RailsConf seats filling up

The $100 early-bird discount lasts until April 10th, but it seems like the open seats might not. So if you’re looking to meet up with the rest of the Rails community in Portland, you probably better get your registration in and your travel plans in line. It’s going to be a blast.

Capistrano 2.2.0

Capistrano is a utility for managing remote servers and automating remote tasks. It is popularly used to deploy Rails applications (but can do oh, so much more!). Version 2.2.0 is now available (well, it’s released, anyway, you might need to wait for the file to propagate to the gem mirrors).

gem install capistrano

Version 2.2.0 sports the following changes:

FEATURE: Dynamic role definition. The role() method now accepts a block, which should return either a host name, a Capistrano::ServerDefinition object, an array of host names, or an array of Capistrano::ServerDefinition objects. This can be used to describe the servers in a role at runtime.

role :app do
  hosts = some_method_that_looks_up_the_current_hosts
  hosts[0,3]
end

FEATURE: Alternative server-centric role definitions, using the server() method:

role :app, "server"
role :web, "server"

# the above is the same as this:
server "server", :app, :web

FEATURE: Support for a :max_hosts option in tasks, that restricts the task so that it is only executed in hosts at a time, in chunks. This helps people who use Capistrano with very large numbers of servers, and prevents them running into connection caps and from running out of memory.
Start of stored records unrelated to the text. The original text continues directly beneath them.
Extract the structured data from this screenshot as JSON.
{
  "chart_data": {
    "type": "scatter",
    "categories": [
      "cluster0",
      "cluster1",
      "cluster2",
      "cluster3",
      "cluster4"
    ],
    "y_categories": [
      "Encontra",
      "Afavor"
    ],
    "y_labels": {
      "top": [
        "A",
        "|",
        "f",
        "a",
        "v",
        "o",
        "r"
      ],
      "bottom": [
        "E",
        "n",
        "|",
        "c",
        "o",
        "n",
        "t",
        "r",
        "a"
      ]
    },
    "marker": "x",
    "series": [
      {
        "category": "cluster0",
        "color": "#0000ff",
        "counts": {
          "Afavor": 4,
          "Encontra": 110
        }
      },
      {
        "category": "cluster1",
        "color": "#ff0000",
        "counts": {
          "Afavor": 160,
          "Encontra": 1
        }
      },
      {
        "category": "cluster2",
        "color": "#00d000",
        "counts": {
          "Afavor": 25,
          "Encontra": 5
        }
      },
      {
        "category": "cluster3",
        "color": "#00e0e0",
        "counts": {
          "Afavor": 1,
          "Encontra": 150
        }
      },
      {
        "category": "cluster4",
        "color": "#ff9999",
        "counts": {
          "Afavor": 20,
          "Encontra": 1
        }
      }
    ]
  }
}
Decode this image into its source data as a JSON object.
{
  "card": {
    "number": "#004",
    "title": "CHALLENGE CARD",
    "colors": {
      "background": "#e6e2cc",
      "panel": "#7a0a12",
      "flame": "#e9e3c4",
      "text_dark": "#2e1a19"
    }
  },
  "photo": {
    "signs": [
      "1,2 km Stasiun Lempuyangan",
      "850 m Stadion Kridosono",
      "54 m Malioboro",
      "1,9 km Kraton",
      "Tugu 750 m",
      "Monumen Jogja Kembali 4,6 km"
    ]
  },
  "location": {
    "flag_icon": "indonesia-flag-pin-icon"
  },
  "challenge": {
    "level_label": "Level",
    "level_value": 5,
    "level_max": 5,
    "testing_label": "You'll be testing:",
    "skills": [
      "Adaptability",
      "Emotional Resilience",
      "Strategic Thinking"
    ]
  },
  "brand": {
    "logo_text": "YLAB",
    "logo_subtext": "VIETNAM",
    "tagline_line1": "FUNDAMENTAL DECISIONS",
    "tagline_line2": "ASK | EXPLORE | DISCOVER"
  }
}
task :ping, :max_hosts => 100 do
  # anything here will only run against 100 hosts at a time
end

# alternatively, you can pass :max_hosts to the run command itself for
# finer granularity
task :pong do
  # this will run on ALL hosts at once
  run "something"

  # this will run on no more than 100 hosts at a time
  run "something-else", :max_hosts => 100
end

ENHANCEMENT: Improved Git support!

ENHANCEMENT: Password prompt support in the Mercurial SCM.

ENHANCEMENT: Implement Bzr#next_revision so that pending changes can be reported correctly, and use checkout —lightweight instead of branch.

ENHANCEMENT: Bring back the :p4sync_flags and :p4client_root variables for perforce SCM.

Additionally, there are several minor bugs and typos that have been fixed. You can see the CHANGELOG for all the gory details.